MARIO DA COSTA CARDOSO FILHO

Quando a resolução 1.401 foi editada, a sensação predominante entre entidades médicas e usuários do sistema supletivo de saúde foi de que se estava iniciando uma revolução. Ao entrar em vigor, descobriu-se que será uma campanha longa, desgastante e sujeita a muitas baixas.
Sob o ponto de vista moral, é indiscutível que o CFM está coberto de razão. Há muito tempo o sistema supletivo –exceção feita às cooperativas e serviços próprios de saúde– vem se locupletando da falência pública na saúde. É um altíssimo negócio concorrer com o sistema oficial, mesmo porque qualquer coisa é melhor do que coisa nenhuma. O governo, incapaz de gerir o setor público com alguma competência, fez vista grossa aos planos privados, que vêm se aproveitando disso em benefício próprio há anos.
Surge então a polêmica resolução e sua enorme repercussão. Mas, passada a paixão, é imperioso que se considere que a resolução precisa ser aperfeiçoada, o que dá às empresas alguma razão ao contestá-la. Ela traz normas indiscutíveis, como a universalidade das coberturas das enfermidades catalogadas pela OMS. Vida tem de ser tratada com absoluto respeito e de forma integrais. Nada que a ameace pode ficar de fora de um contrato justo de assistência.

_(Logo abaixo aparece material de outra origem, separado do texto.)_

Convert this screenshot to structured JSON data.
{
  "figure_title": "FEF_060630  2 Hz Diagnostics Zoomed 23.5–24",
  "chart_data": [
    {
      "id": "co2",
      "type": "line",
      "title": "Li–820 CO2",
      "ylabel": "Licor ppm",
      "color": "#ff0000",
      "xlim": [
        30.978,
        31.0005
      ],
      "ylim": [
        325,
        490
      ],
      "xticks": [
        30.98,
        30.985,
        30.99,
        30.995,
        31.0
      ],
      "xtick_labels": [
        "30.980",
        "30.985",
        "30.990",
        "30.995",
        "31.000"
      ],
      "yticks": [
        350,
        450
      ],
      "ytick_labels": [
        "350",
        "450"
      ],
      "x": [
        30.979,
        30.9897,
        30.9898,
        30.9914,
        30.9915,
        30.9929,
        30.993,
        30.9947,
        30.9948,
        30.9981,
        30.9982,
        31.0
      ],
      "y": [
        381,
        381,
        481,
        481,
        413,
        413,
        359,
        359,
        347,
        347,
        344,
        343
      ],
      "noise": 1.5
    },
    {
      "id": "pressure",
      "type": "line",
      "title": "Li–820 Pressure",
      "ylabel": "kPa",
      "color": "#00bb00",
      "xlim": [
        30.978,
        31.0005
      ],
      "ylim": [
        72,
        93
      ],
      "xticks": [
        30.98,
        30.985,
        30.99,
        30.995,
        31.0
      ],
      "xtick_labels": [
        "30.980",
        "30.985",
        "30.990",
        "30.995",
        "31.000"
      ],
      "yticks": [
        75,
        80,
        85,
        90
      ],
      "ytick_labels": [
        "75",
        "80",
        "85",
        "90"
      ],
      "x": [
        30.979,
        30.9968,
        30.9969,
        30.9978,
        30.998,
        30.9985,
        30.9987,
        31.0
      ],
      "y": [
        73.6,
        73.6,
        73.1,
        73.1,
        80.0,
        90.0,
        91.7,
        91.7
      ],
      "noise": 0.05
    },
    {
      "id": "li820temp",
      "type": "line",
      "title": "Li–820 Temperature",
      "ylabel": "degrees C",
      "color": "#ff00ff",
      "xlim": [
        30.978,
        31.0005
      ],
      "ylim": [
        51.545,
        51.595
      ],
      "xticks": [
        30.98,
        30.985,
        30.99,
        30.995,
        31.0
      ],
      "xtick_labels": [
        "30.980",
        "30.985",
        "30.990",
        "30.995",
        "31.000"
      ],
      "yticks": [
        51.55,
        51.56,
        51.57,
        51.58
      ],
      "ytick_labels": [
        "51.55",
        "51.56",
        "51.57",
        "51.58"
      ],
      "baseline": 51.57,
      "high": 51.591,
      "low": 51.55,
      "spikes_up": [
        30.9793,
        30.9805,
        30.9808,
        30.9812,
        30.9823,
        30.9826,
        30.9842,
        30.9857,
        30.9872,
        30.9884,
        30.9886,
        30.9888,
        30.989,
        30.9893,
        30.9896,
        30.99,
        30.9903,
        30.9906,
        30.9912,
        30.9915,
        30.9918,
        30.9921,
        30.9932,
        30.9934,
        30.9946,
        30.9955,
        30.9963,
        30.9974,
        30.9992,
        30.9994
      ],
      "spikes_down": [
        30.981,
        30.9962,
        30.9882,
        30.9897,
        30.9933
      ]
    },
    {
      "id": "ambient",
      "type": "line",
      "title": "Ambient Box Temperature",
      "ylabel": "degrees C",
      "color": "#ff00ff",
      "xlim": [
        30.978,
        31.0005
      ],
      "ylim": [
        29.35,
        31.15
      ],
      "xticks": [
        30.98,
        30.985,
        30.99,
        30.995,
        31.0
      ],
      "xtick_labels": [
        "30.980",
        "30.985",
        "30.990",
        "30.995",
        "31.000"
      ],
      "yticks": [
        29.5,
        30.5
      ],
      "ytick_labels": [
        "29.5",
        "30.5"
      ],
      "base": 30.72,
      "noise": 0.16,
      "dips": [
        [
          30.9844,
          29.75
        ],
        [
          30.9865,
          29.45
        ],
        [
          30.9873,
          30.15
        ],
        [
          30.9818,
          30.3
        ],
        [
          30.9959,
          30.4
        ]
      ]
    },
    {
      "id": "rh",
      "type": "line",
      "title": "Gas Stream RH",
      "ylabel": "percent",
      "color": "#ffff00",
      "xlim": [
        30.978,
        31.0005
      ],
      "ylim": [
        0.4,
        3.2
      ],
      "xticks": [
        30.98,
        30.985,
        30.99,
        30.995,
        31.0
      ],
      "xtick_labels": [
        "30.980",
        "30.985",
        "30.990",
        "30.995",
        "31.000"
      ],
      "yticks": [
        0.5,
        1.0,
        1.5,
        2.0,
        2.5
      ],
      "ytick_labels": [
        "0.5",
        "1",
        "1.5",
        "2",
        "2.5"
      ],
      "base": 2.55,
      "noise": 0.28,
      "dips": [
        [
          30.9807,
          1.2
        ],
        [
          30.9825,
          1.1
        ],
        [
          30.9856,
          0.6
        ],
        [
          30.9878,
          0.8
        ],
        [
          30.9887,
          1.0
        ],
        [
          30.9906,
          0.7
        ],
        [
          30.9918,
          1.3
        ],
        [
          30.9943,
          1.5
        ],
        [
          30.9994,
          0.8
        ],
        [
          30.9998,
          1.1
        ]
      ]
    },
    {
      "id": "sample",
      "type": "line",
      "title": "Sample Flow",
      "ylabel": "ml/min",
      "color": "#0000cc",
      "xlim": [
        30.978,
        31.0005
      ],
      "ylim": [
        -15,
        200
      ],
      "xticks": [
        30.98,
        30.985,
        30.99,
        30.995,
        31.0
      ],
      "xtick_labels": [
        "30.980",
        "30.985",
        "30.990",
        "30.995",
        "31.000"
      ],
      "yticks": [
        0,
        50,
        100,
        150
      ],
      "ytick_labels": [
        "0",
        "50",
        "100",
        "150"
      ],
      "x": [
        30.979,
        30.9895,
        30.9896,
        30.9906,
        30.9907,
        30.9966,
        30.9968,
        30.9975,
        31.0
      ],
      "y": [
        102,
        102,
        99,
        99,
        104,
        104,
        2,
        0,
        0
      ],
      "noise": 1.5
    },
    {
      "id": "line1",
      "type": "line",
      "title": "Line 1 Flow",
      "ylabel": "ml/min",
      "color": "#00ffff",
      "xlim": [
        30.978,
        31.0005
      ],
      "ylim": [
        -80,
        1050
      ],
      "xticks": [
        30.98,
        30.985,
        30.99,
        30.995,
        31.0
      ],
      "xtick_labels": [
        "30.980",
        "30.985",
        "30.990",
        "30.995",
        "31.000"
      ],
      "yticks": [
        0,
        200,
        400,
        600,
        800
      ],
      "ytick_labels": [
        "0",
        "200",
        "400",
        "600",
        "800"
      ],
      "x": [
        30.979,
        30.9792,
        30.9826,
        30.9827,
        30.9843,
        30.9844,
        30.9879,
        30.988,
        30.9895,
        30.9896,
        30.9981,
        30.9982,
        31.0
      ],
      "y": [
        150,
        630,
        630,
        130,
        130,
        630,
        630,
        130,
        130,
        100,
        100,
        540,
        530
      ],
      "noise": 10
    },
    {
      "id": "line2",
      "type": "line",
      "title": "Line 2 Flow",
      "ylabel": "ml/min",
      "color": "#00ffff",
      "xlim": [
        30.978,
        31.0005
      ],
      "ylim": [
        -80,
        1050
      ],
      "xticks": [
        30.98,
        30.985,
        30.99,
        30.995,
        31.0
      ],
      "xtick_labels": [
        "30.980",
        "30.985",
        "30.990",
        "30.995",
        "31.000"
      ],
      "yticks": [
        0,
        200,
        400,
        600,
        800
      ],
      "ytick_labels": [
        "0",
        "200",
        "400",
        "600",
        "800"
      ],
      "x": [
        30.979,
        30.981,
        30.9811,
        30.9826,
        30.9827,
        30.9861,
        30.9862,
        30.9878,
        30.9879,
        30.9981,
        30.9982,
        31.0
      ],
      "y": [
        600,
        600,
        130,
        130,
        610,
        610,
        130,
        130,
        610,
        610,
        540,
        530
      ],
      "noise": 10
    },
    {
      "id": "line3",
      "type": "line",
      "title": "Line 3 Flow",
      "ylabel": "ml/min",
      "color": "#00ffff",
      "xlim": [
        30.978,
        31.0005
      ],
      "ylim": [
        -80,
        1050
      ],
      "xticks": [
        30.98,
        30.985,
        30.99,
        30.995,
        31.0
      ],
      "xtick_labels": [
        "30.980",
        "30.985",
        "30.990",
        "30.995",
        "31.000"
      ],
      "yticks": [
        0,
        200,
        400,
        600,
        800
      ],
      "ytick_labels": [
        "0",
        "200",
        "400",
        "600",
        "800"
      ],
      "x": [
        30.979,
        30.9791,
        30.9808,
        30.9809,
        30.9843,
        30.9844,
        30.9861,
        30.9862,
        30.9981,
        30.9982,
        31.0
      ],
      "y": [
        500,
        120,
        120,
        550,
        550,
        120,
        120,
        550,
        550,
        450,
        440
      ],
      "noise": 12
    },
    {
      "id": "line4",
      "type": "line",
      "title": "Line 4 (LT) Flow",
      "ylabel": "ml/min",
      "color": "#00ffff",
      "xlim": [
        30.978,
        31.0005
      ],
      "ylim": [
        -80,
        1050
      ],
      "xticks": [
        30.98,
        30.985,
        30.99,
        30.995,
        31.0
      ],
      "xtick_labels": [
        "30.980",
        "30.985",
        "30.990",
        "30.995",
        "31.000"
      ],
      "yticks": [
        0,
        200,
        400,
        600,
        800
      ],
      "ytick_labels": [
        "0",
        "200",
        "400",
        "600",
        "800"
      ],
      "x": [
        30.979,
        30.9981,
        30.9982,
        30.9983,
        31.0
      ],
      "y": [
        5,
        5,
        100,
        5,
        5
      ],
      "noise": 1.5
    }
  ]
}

Outras normas são de aplicação difícil, mas igualmente justas. O livre acesso do paciente ao médico de sua confiança ou aos meios diagnósticos mais modernos, ou ainda o direito de receber tratamento num centro hospitalar de qualidade são exemplos disso. É evidente que essas são situações ideais que devem ser estabelecidas como meta por qualquer plano que pretenda-se eficiente, mas não é lógico admitir que se possa atingi-las instanteamente.
Há aspectos na resolução, entretanto, deformados na origem. Descontando-se o mérito global do documento, a questão das carências é uma das que exige revisão. De acordo com a resolução 1.401, basta o usuário assinar seu contrato com um plano ou seguro-saúde para, imediatamente, adquirir o direito à assistência plena. As carências precisam ser revistas, mas considerando o texto em sua forma exata, uma senhora grávida poderia adquirir um plano hoje e ter seu bebê amanhã, com todas as despesas devidamente cobertas.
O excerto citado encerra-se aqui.